To prevent that, the wallets come with intense login techniques that makes login much more secure and handy. There are various techniques which are used in the wallets and many more are yet to come. One of the most used is the two-way authentication login system which makes the user log into his wallet using a one-time passkey sent to this phone when he tries to log in. This is done in order to make sure that the person who is logging in is the owner himself, as in a case of a creeper trying to get into another wallet with the right technique might be able to successfully get into. The owner when login in, provides the public key and the system sends a one-time passkey (or similar to that in meaning) to the owner’s phone which he receives and then he enters the code into the system. It verifies the code and then prompts the user to enter the private code. This techniques limits a creeper from using the wallet at all, since he won’t have the phone to receive the passkey, else no entrance to the wallet without that even. This is a much more convenient method for the user to log in as previous methods were not that better, which limited most of the users to even use the cryptocurrencies. Since, if the original user by mistake provides the private key in the wrong way, he will get locked out of the system and his wallet too. Further interference will too result in a bigger consequence since the system will take into account that the user is not the right one. The two-way authentication verification system makes sure that the user is actually the rightful owner of the wallet account and even if he gets the wrong passkey, there are other ways in which he could recover it.
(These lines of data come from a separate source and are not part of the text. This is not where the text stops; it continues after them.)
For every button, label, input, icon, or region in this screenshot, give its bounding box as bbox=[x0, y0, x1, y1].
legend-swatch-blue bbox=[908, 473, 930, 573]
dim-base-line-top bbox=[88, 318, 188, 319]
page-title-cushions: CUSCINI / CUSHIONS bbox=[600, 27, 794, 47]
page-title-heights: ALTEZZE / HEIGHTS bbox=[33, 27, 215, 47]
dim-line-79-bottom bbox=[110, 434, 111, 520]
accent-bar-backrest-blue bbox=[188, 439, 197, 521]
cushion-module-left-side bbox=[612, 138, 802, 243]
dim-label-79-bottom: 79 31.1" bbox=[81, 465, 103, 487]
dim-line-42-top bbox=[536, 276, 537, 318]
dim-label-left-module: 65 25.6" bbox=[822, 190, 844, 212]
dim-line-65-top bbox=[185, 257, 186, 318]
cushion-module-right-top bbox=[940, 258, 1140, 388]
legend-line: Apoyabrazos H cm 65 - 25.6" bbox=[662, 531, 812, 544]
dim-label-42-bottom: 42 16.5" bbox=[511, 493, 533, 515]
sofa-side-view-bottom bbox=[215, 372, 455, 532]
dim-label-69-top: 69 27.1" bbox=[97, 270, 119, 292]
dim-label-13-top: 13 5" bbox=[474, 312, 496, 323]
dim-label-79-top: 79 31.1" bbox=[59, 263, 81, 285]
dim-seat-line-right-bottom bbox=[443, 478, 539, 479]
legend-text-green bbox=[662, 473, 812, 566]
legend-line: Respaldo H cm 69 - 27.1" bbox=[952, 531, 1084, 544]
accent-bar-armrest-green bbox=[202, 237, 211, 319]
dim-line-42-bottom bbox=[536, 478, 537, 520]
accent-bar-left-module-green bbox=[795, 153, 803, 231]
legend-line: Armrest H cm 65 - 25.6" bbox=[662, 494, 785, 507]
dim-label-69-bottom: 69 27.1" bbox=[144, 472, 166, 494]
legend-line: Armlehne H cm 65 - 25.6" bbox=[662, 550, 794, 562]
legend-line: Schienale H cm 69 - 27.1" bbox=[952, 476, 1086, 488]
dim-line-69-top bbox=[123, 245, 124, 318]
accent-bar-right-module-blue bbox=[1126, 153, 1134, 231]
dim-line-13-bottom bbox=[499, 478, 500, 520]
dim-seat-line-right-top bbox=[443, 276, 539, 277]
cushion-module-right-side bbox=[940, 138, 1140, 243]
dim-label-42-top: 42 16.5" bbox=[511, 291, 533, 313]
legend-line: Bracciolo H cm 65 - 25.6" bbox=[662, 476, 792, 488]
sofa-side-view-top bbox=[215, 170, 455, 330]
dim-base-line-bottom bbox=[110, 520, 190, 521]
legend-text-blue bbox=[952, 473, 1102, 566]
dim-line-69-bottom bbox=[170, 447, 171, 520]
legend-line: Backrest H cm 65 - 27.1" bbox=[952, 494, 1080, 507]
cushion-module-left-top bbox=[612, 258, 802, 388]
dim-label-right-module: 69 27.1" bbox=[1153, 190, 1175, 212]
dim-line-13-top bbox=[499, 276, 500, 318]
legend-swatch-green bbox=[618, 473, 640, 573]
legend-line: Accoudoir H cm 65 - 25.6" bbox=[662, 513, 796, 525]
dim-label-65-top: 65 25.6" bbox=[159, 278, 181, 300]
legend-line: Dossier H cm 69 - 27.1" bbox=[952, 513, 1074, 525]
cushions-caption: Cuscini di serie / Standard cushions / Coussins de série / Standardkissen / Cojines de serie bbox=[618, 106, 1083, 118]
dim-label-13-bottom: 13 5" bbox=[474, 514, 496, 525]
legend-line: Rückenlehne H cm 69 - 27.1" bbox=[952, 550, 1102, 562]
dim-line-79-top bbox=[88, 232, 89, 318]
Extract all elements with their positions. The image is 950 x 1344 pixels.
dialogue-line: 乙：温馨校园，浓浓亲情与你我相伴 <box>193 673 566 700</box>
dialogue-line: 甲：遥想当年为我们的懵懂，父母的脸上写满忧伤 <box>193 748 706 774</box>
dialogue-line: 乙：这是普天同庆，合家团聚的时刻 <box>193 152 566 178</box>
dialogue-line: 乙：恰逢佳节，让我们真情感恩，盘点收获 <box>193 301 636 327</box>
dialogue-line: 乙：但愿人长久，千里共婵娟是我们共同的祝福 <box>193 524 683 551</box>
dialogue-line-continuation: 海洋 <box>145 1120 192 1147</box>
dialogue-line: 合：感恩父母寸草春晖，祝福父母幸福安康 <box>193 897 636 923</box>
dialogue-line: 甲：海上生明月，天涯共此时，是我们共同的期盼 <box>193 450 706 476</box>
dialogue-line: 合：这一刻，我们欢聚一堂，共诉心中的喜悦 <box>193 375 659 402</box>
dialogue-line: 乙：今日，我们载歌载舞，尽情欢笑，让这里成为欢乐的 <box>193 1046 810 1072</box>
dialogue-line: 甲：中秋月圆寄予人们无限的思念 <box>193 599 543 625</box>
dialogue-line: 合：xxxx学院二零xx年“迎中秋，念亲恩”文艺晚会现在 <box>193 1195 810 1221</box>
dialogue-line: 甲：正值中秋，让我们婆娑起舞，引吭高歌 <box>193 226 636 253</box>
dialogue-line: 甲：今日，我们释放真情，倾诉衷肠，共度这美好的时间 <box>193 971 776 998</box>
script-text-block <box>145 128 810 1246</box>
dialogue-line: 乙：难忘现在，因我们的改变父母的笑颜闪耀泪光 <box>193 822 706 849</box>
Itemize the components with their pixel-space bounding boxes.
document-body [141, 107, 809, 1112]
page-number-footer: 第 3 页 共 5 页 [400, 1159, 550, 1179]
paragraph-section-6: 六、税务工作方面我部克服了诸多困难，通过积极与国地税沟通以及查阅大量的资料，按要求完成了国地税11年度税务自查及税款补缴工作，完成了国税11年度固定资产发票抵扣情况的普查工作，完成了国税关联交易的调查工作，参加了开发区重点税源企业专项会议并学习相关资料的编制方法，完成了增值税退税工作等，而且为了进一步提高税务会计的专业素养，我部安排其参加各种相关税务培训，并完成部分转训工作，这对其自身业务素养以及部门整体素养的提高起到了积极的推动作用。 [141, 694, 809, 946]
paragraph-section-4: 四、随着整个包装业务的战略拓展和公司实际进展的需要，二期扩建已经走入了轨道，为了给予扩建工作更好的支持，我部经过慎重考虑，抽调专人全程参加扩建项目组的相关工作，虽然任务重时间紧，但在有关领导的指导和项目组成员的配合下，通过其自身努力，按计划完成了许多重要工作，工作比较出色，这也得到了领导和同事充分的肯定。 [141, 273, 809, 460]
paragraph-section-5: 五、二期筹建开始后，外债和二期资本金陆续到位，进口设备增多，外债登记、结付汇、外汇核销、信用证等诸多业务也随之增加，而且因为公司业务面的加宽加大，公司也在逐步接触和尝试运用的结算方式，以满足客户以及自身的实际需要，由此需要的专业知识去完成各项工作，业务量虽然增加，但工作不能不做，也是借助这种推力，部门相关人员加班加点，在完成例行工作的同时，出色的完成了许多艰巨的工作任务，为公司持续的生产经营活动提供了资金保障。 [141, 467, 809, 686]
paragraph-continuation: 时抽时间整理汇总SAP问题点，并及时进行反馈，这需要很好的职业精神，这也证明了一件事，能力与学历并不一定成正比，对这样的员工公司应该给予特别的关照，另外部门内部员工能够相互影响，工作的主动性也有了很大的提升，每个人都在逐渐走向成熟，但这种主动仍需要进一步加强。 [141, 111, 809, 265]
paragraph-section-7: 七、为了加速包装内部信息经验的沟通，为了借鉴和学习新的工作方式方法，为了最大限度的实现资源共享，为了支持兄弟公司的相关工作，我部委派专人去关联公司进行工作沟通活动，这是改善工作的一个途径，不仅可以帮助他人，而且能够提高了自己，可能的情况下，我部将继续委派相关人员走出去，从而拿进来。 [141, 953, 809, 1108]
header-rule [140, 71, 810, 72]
Most wallet sites have various methods of verifying their wallet account holders. Recent updates for sites are yet to come, with one IP address specified login system, which will after verification of the one-time passcode, the login process will only be possible through a single IP address, thus making the login process only single way. Thus creepers and hackers won’t be able to login even if they have the actual private key since a verification of the IP address will be to a recommended thing to do.

So, with the original thought of how much safe a wallet is for cryptocurrencies, the answer is pretty much positive and yet to be made better with the coming generations. The present system and techniques of security are good enough, taking different arrangements and practices for verifying the user of the wallet during the logging in. This makes work for the original user much better, safe, simple and applicable, ruling out all the problems of creepers, who will be interfering with the process. And with that too, the cryptocurrency holders also provide a way better and best possible to make working with the units much safer. They make it an effort to note down every single detail that is relevant to a transaction and preserve the data for future use if any case a theft occurs or any loss of units occurs. That too in a very complicated process making it much tough for a change to occur in it too, thus marking the originality of the data.